There are more than 50 Asai katas but only five of them are required for the Asai ryu practitioners. The required kata is Junro and there are five of them from Shodan to Godan. They complement the Heian katas. For instance, a 5th kyu student will learn both Heian Godan and Junro Shodan. A 4th kyu student will practice both Tekki Shodan and Junro Nidan, etc. We allow a new dojo member 2 to 3 years to learn Junro kata. The new members have an option to omit Junro from their kyu examination syllabus. We do not rush them to learn the new katas. They need to enjoy learning the new katas so we allow a lot of time for this important process.
13. What is your organization, ASAI all about? What are its purposes and goals?
(KY) Thank you for asking this. ASAI has two purposes. One is being a non political organization to promote Asai style karate around the world. We are open to all the practitioners from any style. We wish to provide a home for the practitioners who do not belong to any international organization so that they can get the world class training and also dan recognition. Some practitioners have strong ties or loyalty to a certain organization which is understandable and respected. We allow multiple organization memberships which means you can affiliate with ASAI while you can retain your membership with your current organization. This way they can belong to their organization and at the same time they can learn Asai ryu karate. The second purpose is to keep the name of Asai alive and remembered.
Our second goal is simple but challenging. We wish to reach out to all Shotokan practitioners and to have the members in every country in the world.
I have listed the benefits for the ASAI members on the website. www.asaikarate.com
If you are interested, please contact us. We welcome everyone into our karate family.
14. What is your idea to develop it in Brazil?
I am very confident about the karate we offer. Asai karate is a high quality system, which no one can dispute, but the people need to see and experience it. So, I will continue to visit different countries and show Asai karate to as many people as possible. My schedule is busy but I still plan to visit Brazil two times a year. I consider Brazil to be the key country in South America.

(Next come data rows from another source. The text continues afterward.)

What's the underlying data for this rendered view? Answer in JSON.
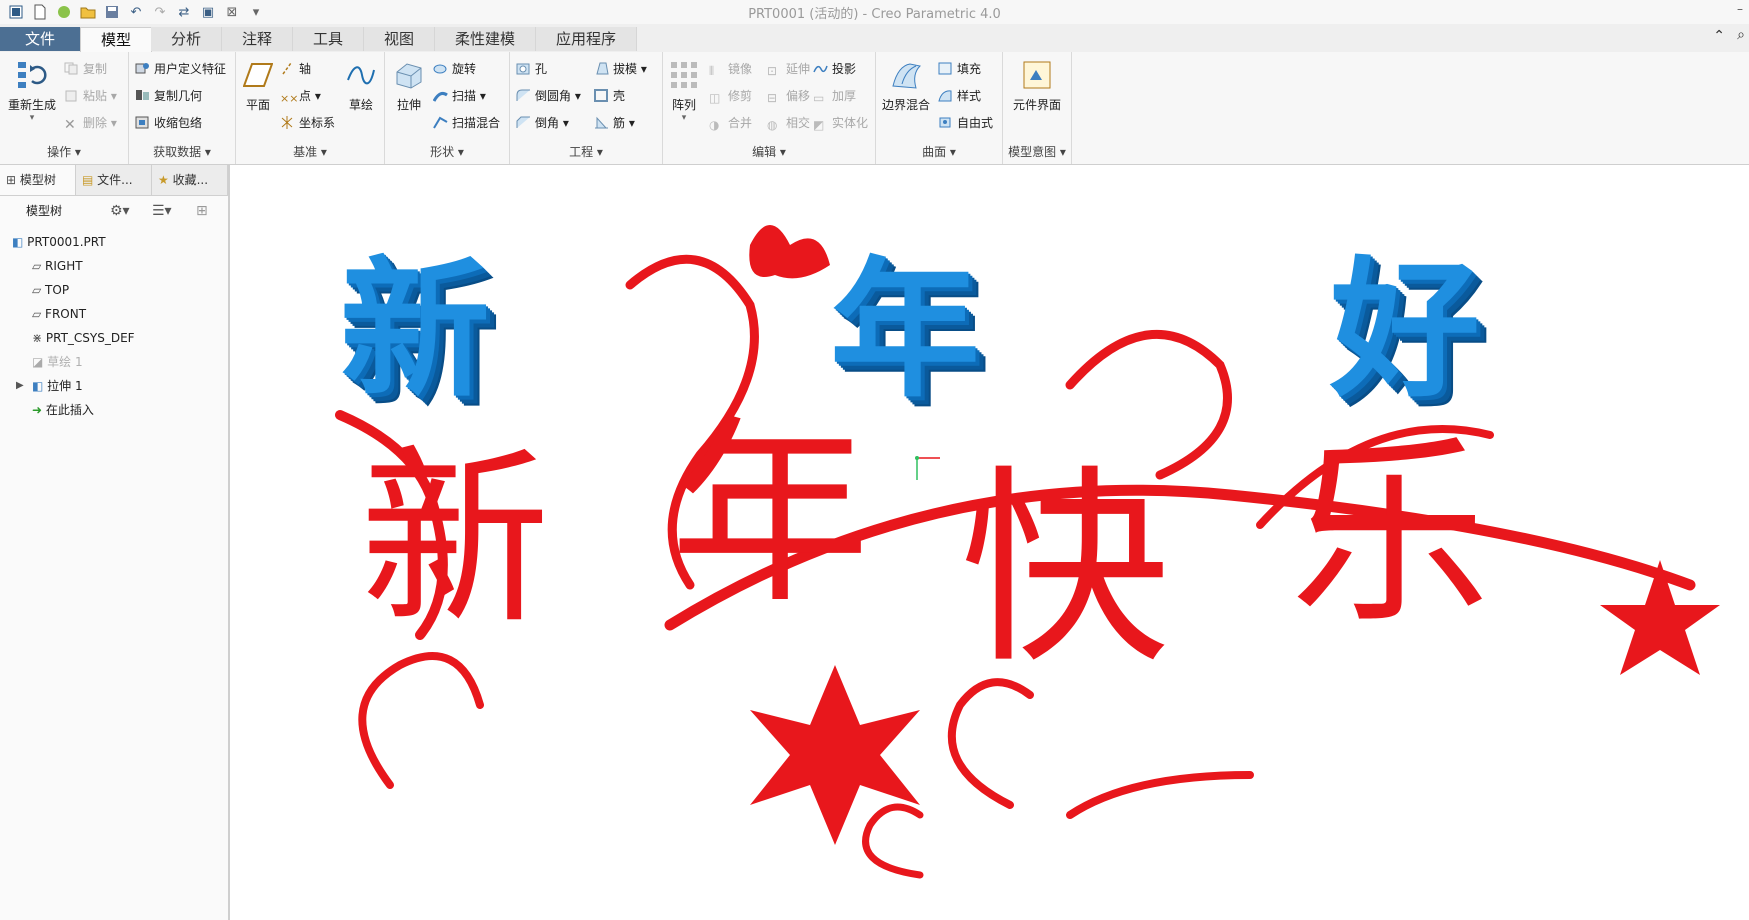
{
  "window": {
    "title": "PRT0001 (活动的) - Creo Parametric 4.0"
  },
  "quick_access": {
    "icons": [
      "app-icon",
      "new-icon",
      "open-session-icon",
      "open-icon",
      "save-icon",
      "undo-icon",
      "redo-icon",
      "regenerate-icon",
      "windows-icon",
      "close-icon",
      "customize-icon"
    ]
  },
  "tabs": [
    {
      "label": "文件"
    },
    {
      "label": "模型"
    },
    {
      "label": "分析"
    },
    {
      "label": "注释"
    },
    {
      "label": "工具"
    },
    {
      "label": "视图"
    },
    {
      "label": "柔性建模"
    },
    {
      "label": "应用程序"
    }
  ],
  "ribbon": {
    "ops": {
      "label": "操作",
      "regen": "重新生成",
      "copy": "复制",
      "paste": "粘贴",
      "delete": "删除"
    },
    "getdata": {
      "label": "获取数据",
      "udf": "用户定义特征",
      "copygeom": "复制几何",
      "shrink": "收缩包络"
    },
    "datum": {
      "label": "基准",
      "plane": "平面",
      "axis": "轴",
      "point": "点",
      "csys": "坐标系",
      "sketch": "草绘"
    },
    "shape": {
      "label": "形状",
      "extrude": "拉伸",
      "revolve": "旋转",
      "sweep": "扫描",
      "sweptblend": "扫描混合"
    },
    "engineering": {
      "label": "工程",
      "hole": "孔",
      "round": "倒圆角",
      "chamfer": "倒角",
      "draft": "拔模",
      "shell": "壳",
      "rib": "筋"
    },
    "editing": {
      "label": "编辑",
      "pattern": "阵列",
      "mirror": "镜像",
      "trim": "修剪",
      "merge": "合并",
      "extend": "延伸",
      "offset": "偏移",
      "intersect": "相交",
      "project": "投影",
      "thicken": "加厚",
      "solidify": "实体化"
    },
    "surfaces": {
      "label": "曲面",
      "boundary": "边界混合",
      "fill": "填充",
      "style": "样式",
      "freestyle": "自由式"
    },
    "intent": {
      "label": "模型意图",
      "component": "元件界面"
    }
  },
  "sidebar": {
    "tabs": [
      {
        "label": "模型树"
      },
      {
        "label": "文件..."
      },
      {
        "label": "收藏..."
      }
    ],
    "toolbar_label": "模型树",
    "tree": [
      {
        "label": "PRT0001.PRT",
        "icon": "part-icon"
      },
      {
        "label": "RIGHT",
        "icon": "datum-plane-icon"
      },
      {
        "label": "TOP",
        "icon": "datum-plane-icon"
      },
      {
        "label": "FRONT",
        "icon": "datum-plane-icon"
      },
      {
        "label": "PRT_CSYS_DEF",
        "icon": "csys-icon"
      },
      {
        "label": "草绘 1",
        "icon": "sketch-icon"
      },
      {
        "label": "拉伸 1",
        "icon": "extrude-icon"
      },
      {
        "label": "在此插入",
        "icon": "insert-arrow-icon"
      }
    ]
  },
  "canvas": {
    "blue_text": [
      "新",
      "年",
      "好"
    ],
    "red_text": [
      "新",
      "年",
      "快",
      "乐"
    ],
    "colors": {
      "blue": "#1f8fe0",
      "red": "#e8171c"
    }
  }
}
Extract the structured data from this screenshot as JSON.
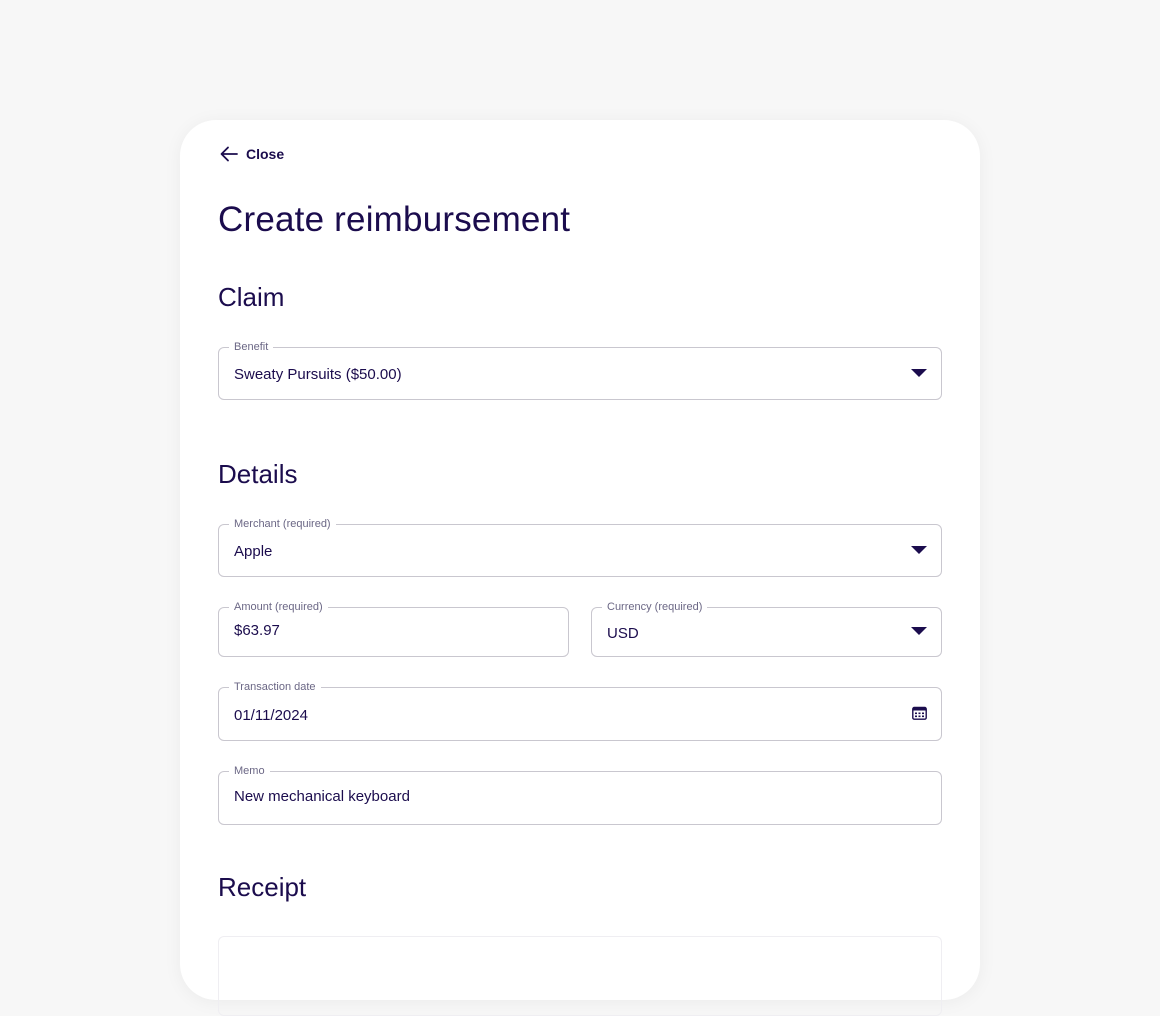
{
  "close_label": "Close",
  "page_title": "Create reimbursement",
  "sections": {
    "claim": "Claim",
    "details": "Details",
    "receipt": "Receipt"
  },
  "fields": {
    "benefit": {
      "label": "Benefit",
      "value": "Sweaty Pursuits ($50.00)"
    },
    "merchant": {
      "label": "Merchant (required)",
      "value": "Apple"
    },
    "amount": {
      "label": "Amount (required)",
      "value": "$63.97"
    },
    "currency": {
      "label": "Currency (required)",
      "value": "USD"
    },
    "transaction_date": {
      "label": "Transaction date",
      "value": "01/11/2024"
    },
    "memo": {
      "label": "Memo",
      "value": "New mechanical keyboard"
    }
  },
  "icons": {
    "close": "arrow-left-icon",
    "dropdown": "caret-down-icon",
    "date": "calendar-icon"
  },
  "colors": {
    "text": "#1b0c4d",
    "background": "#f7f7f7",
    "card": "#ffffff",
    "border": "#c9c7cf"
  }
}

Even though we have members in more than 30 countries, we need to be heard more and be better known. So what we need is exposure and education. Thus, my second strategy is to write and publish more books. My articles have been published in many Karate magazines. However, the exposure here is limited. To supplement this, my books are being sold via Amazon. This helps us to receive much more attention and wider audience.
When they participate in my seminars they can see that I am in good shape and able to show them Asai karate techniques. With the articles and the books the readers will find that I have knowledge and an understanding of karate.
There is no quick way to expand an organization. I know it will take time as the process is slow. But I have the patience and time so I am confident that we will be able to find many practitioners who share the same value and interest.
I hope to meet all the practitioners in Brazil at my future seminars. Oss!